Sykes often scales into positions. This involves buying or shorting a portion of his calculated share quantity first. He might enter with 50% of his shares. He waits for the trade to confirm his thesis. If the stock moves favorably, he adds the remaining 50%. This averages his entry price. It also reduces the risk of a single, poorly timed entry. He applies the same risk management principles to each scaled entry. He also scales out of winning positions. He takes partial profits at predefined price targets. He might sell 25% of his shares at the first resistance level. He sells another 25% at the next. This locks in gains and reduces overall risk. It allows him to participate in further upside potential. Scaling out helps manage the psychological aspects of trading. It prevents fear of missing out (FOMO) from dictating decisions. It promotes disciplined profit-taking.
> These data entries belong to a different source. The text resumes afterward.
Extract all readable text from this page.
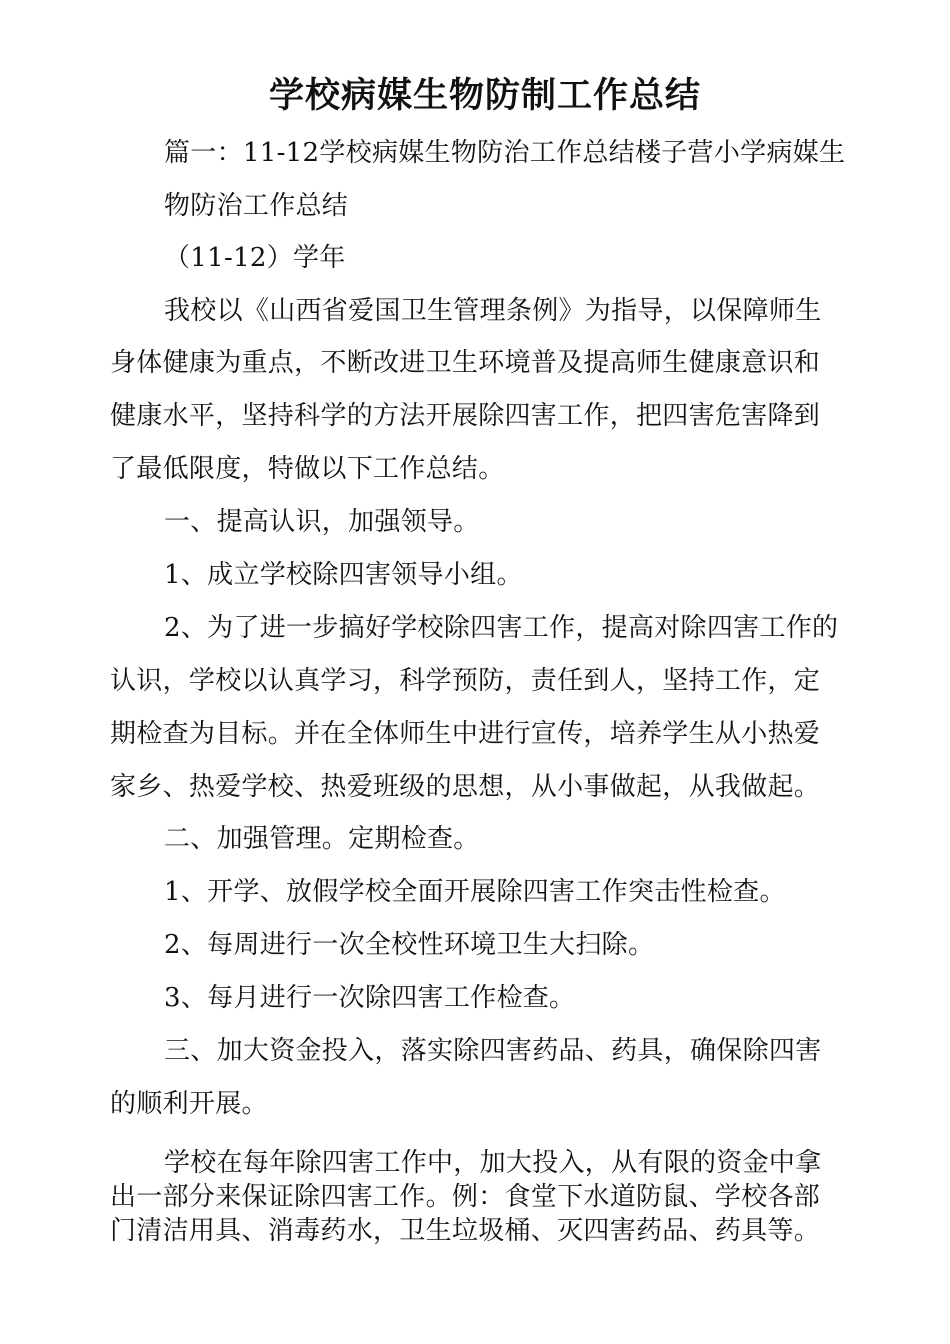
学校病媒生物防制工作总结
篇一：11-12学校病媒生物防治工作总结楼子营小学病媒生
物防治工作总结
（11-12）学年
我校以《山西省爱国卫生管理条例》为指导，以保障师生
身体健康为重点，不断改进卫生环境普及提高师生健康意识和
健康水平，坚持科学的方法开展除四害工作，把四害危害降到
了最低限度，特做以下工作总结。
一、提高认识，加强领导。
1、成立学校除四害领导小组。
2、为了进一步搞好学校除四害工作，提高对除四害工作的
认识，学校以认真学习，科学预防，责任到人，坚持工作，定
期检查为目标。并在全体师生中进行宣传，培养学生从小热爱
家乡、热爱学校、热爱班级的思想，从小事做起，从我做起。
二、加强管理。定期检查。
1、开学、放假学校全面开展除四害工作突击性检查。
2、每周进行一次全校性环境卫生大扫除。
3、每月进行一次除四害工作检查。
三、加大资金投入，落实除四害药品、药具，确保除四害
的顺利开展。
学校在每年除四害工作中，加大投入，从有限的资金中拿
出一部分来保证除四害工作。例：食堂下水道防鼠、学校各部
门清洁用具、消毒药水，卫生垃圾桶、灭四害药品、药具等。
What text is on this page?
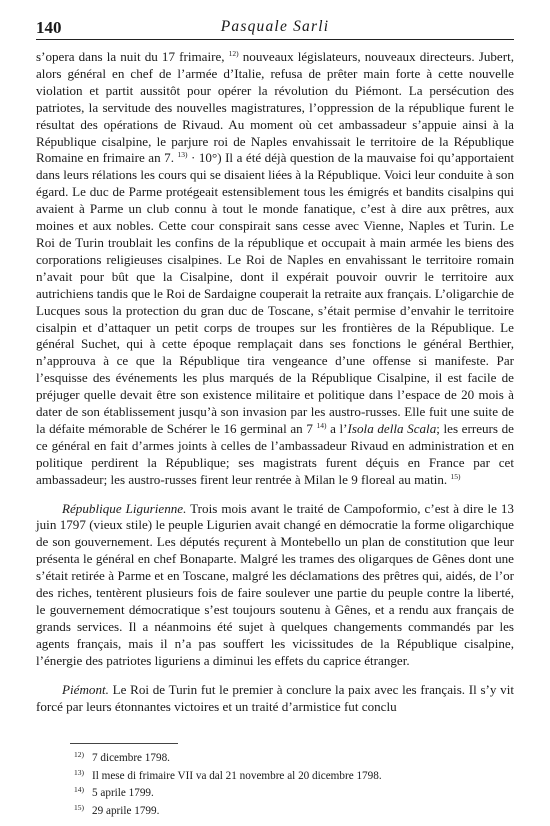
140	Pasquale Sarli

s’opera dans la nuit du 17 frimaire, $^{12)}$ nouveaux législateurs, nouveaux directeurs. Jubert, alors général en chef de l’armée d’Italie, refusa de prêter main forte à cette nouvelle violation et partit aussitôt pour opérer la révolution du Piémont. La persécution des patriotes, la servitude des nouvelles magistratures, l’oppression de la république furent le résultat des opérations de Rivaud. Au moment où cet ambassadeur s’appuie ainsi à la République cisalpine, le parjure roi de Naples envahissait le territoire de la République Romaine en frimaire an 7. $^{13)}$ · 10°) Il a été déjà question de la mauvaise foi qu’apportaient dans leurs rélations les cours qui se disaient liées à la République. Voici leur conduite à son égard. Le duc de Parme protégeait estensiblement tous les émigrés et bandits cisalpins qui avaient à Parme un club connu à tout le monde fanatique, c’est à dire aux prêtres, aux moines et aux nobles. Cette cour conspirait sans cesse avec Vienne, Naples et Turin. Le Roi de Turin troublait les confins de la république et occupait à main armée les biens des corporations religieuses cisalpines. Le Roi de Naples en envahissant le territoire romain n’avait pour bût que la Cisalpine, dont il expérait pouvoir ouvrir le territoire aux autrichiens tandis que le Roi de Sardaigne couperait la retraite aux français. L’oligarchie de Lucques sous la protection du gran duc de Toscane, s’était permise d’envahir le territoire cisalpin et d’attaquer un petit corps de troupes sur les frontières de la République. Le général Suchet, qui à cette époque remplaçait dans ses fonctions le général Berthier, n’approuva à ce que la République tira vengeance d’une offense si manifeste. Par l’esquisse des événements les plus marqués de la République Cisalpine, il est facile de préjuger quelle devait être son existence militaire et politique dans l’espace de 20 mois à dater de son établissement jusqu’à son invasion par les austro-russes. Elle fuit une suite de la défaite mémorable de Schérer le 16 germinal an 7 $^{14)}$ a l’Isola della Scala; les erreurs de ce général en fait d’armes joints à celles de l’ambassadeur Rivaud en administration et en politique perdirent la République; ses magistrats furent déçuis en France par cet ambassadeur; les austro-russes firent leur rentrée à Milan le 9 floreal au matin. $^{15)}$

République Ligurienne. Trois mois avant le traité de Campoformio, c’est à dire le 13 juin 1797 (vieux stile) le peuple Ligurien avait changé en démocratie la forme oligarchique de son gouvernement. Les députés reçurent à Montebello un plan de constitution que leur présenta le général en chef Bonaparte. Malgré les trames des oligarques de Gênes dont une s’était retirée à Parme et en Toscane, malgré les déclamations des prêtres qui, aidés, de l’or des riches, tentèrent plusieurs fois de faire soulever une partie du peuple contre la liberté, le gouvernement démocratique s’est toujours soutenu à Gênes, et a rendu aux français de grands services. Il a néanmoins été sujet à quelques changements commandés par les agents français, mais il n’a pas souffert les vicissitudes de la République cisalpine, l’énergie des patriotes liguriens a diminui les effets du caprice étranger.

Piémont. Le Roi de Turin fut le premier à conclure la paix avec les français. Il s’y vit forcé par leurs étonnantes victoires et un traité d’armistice fut conclu

12) 7 dicembre 1798.
13) Il mese di frimaire VII va dal 21 novembre al 20 dicembre 1798.
14) 5 aprile 1799.
15) 29 aprile 1799.
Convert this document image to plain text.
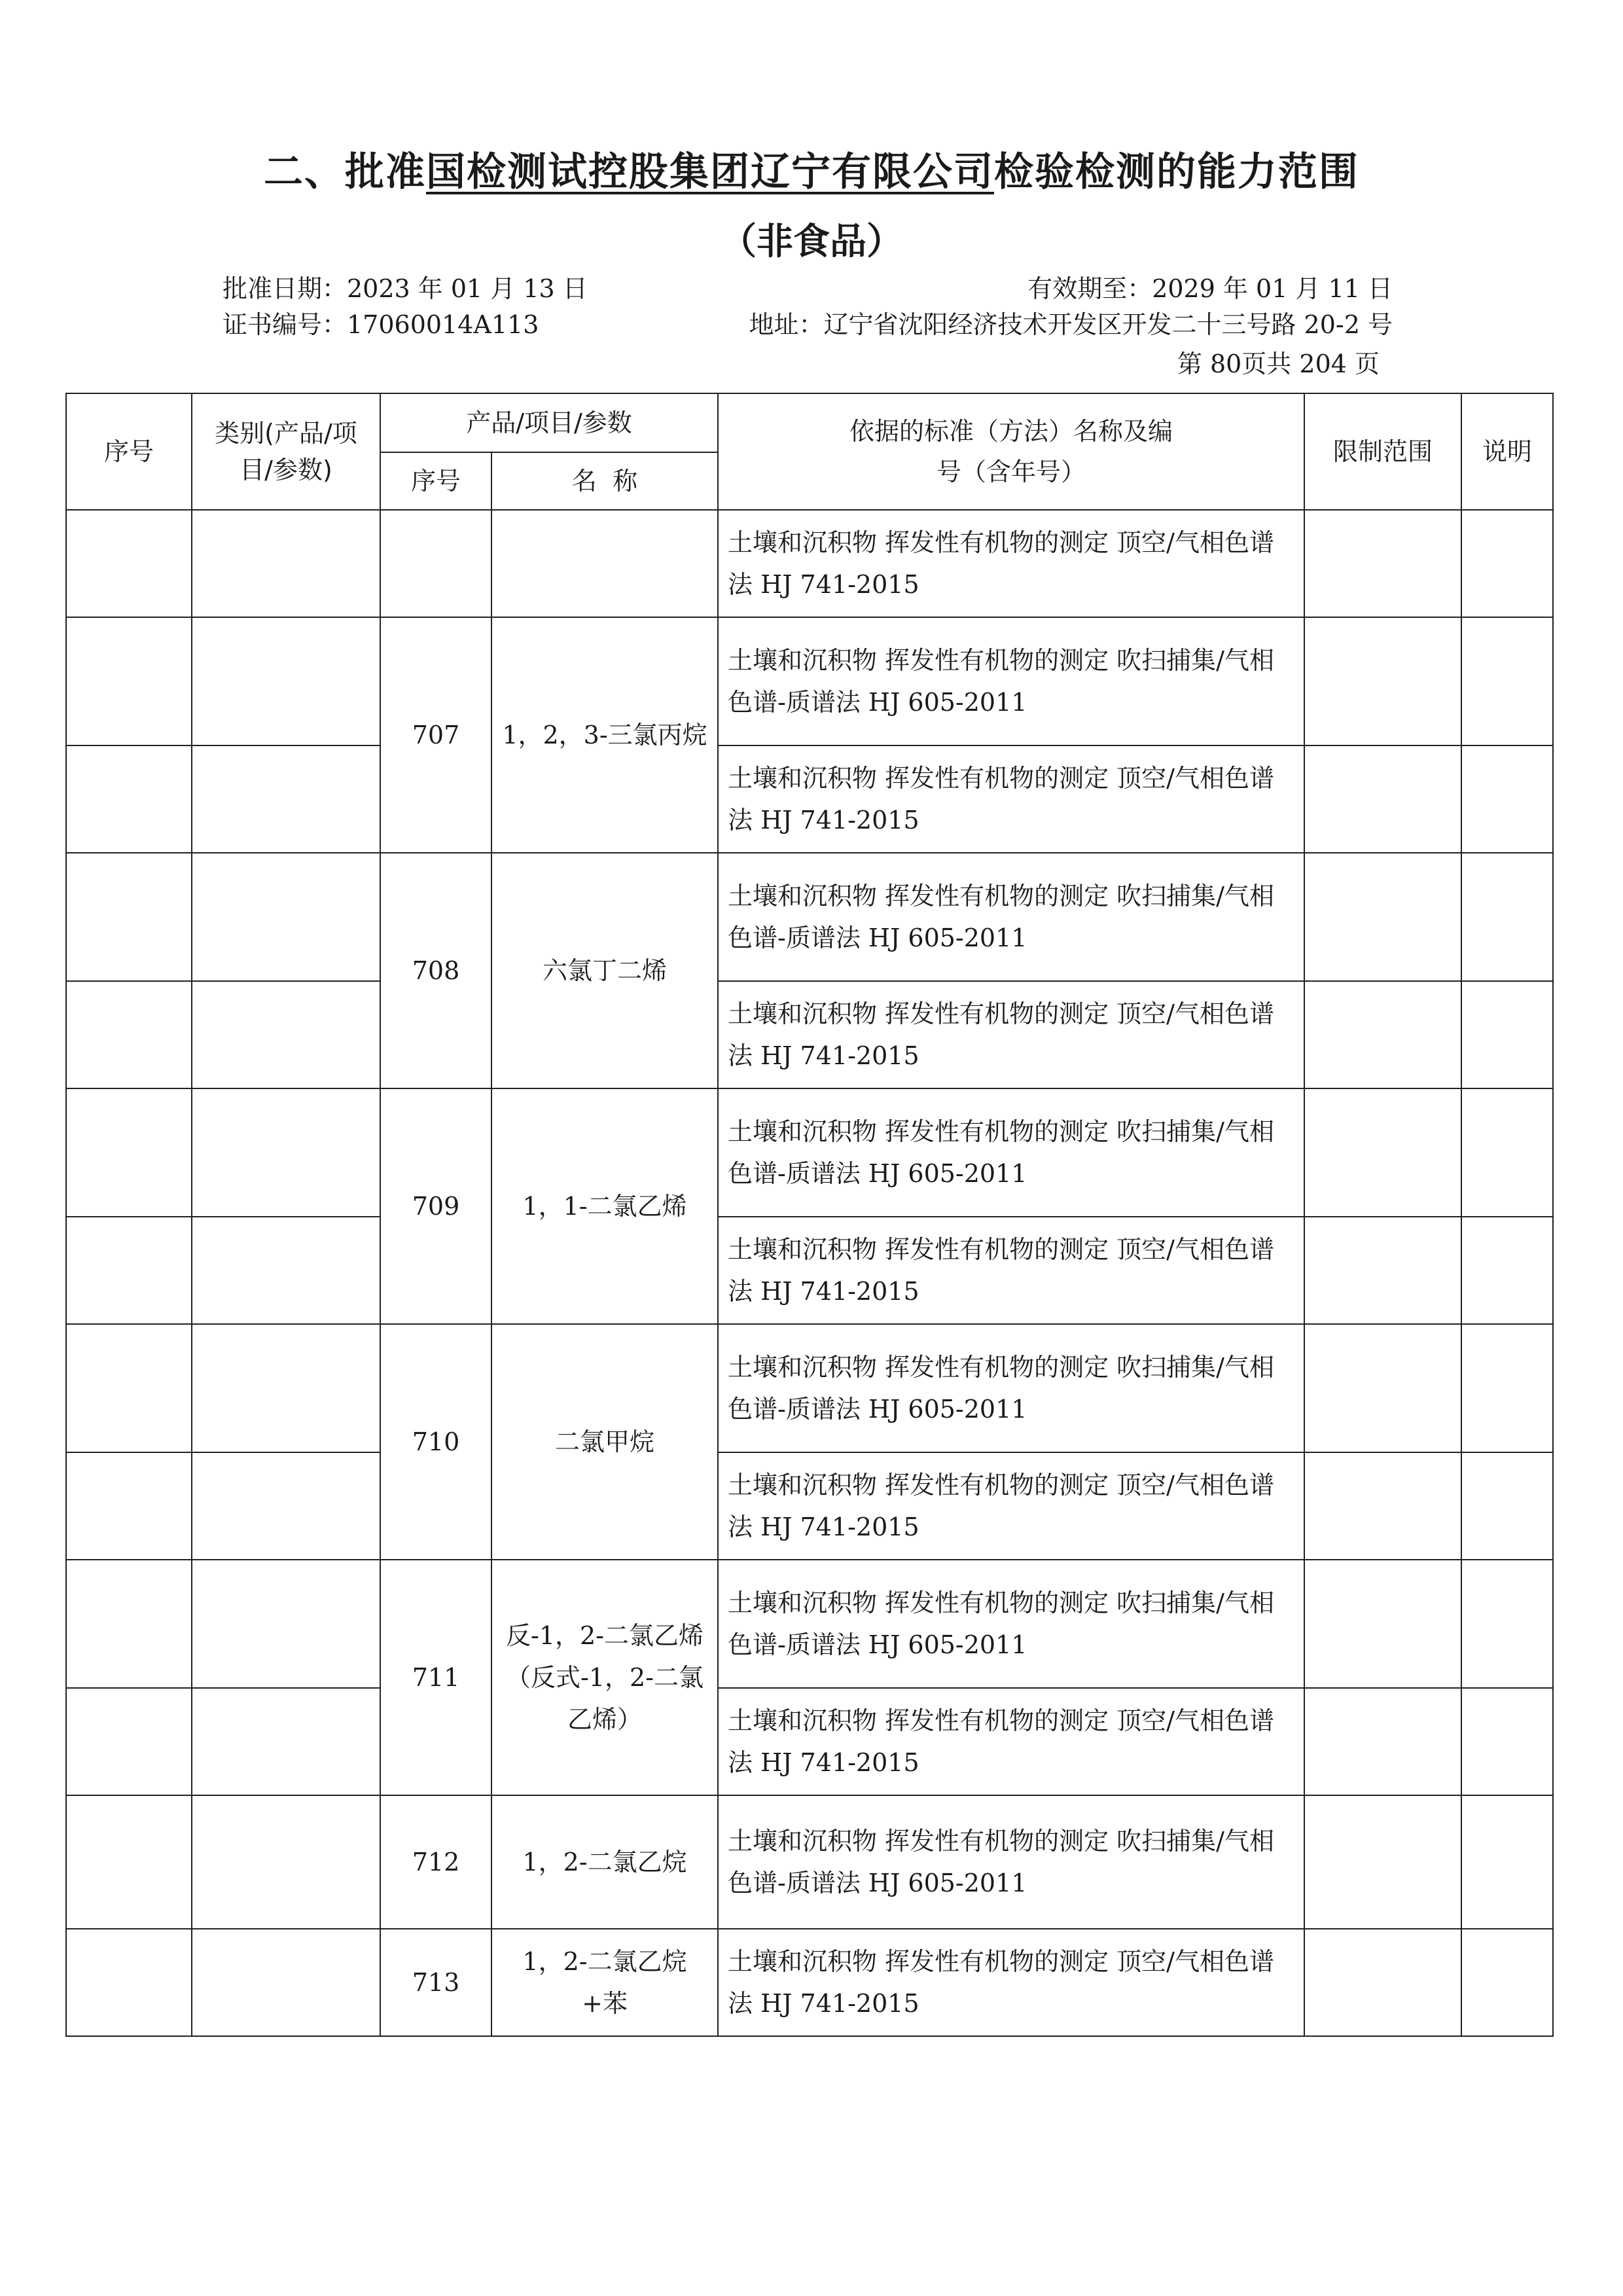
二、批准国检测试控股集团辽宁有限公司检验检测的能力范围
（非食品）
批准日期：2023 年 01 月 13 日	有效期至：2029 年 01 月 11 日
证书编号：17060014A113	地址：辽宁省沈阳经济技术开发区开发二十三号路 20-2 号
第 80页共 204 页
序号	类别(产品/项目/参数)	产品/项目/参数		依据的标准（方法）名称及编号（含年号）	限制范围	说明
		序号	名  称			
				土壤和沉积物 挥发性有机物的测定 顶空/气相色谱法 HJ 741-2015		
		707	1，2，3-三氯丙烷	土壤和沉积物 挥发性有机物的测定 吹扫捕集/气相色谱-质谱法 HJ 605-2011		
				土壤和沉积物 挥发性有机物的测定 顶空/气相色谱法 HJ 741-2015		
		708	六氯丁二烯	土壤和沉积物 挥发性有机物的测定 吹扫捕集/气相色谱-质谱法 HJ 605-2011		
				土壤和沉积物 挥发性有机物的测定 顶空/气相色谱法 HJ 741-2015		
		709	1，1-二氯乙烯	土壤和沉积物 挥发性有机物的测定 吹扫捕集/气相色谱-质谱法 HJ 605-2011		
				土壤和沉积物 挥发性有机物的测定 顶空/气相色谱法 HJ 741-2015		
		710	二氯甲烷	土壤和沉积物 挥发性有机物的测定 吹扫捕集/气相色谱-质谱法 HJ 605-2011		
				土壤和沉积物 挥发性有机物的测定 顶空/气相色谱法 HJ 741-2015		
		711	反-1，2-二氯乙烯（反式-1，2-二氯乙烯）	土壤和沉积物 挥发性有机物的测定 吹扫捕集/气相色谱-质谱法 HJ 605-2011		
				土壤和沉积物 挥发性有机物的测定 顶空/气相色谱法 HJ 741-2015		
		712	1，2-二氯乙烷	土壤和沉积物 挥发性有机物的测定 吹扫捕集/气相色谱-质谱法 HJ 605-2011		
		713	1，2-二氯乙烷+苯	土壤和沉积物 挥发性有机物的测定 顶空/气相色谱法 HJ 741-2015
Account Size and Adjustments

Sykes regularly adjusts his position sizing based on his account size. As his account grows, his dollar risk per trade increases. This allows him to take larger positions. Conversely, if his account experiences drawdowns, his dollar risk decreases. This forces him to take smaller positions. This dynamic adjustment mechanism protects his capital during losing periods. It also allows for compounding during winning streaks. He reviews his account balance daily. He recalculates his maximum dollar risk. He ensures his position sizing always reflects his current capital. He never overestimates his account size. He avoids trading with capital he does not possess. This disciplined approach to position sizing is a cornerstone of his overall risk management strategy. It enables him to trade volatile penny stocks consistently.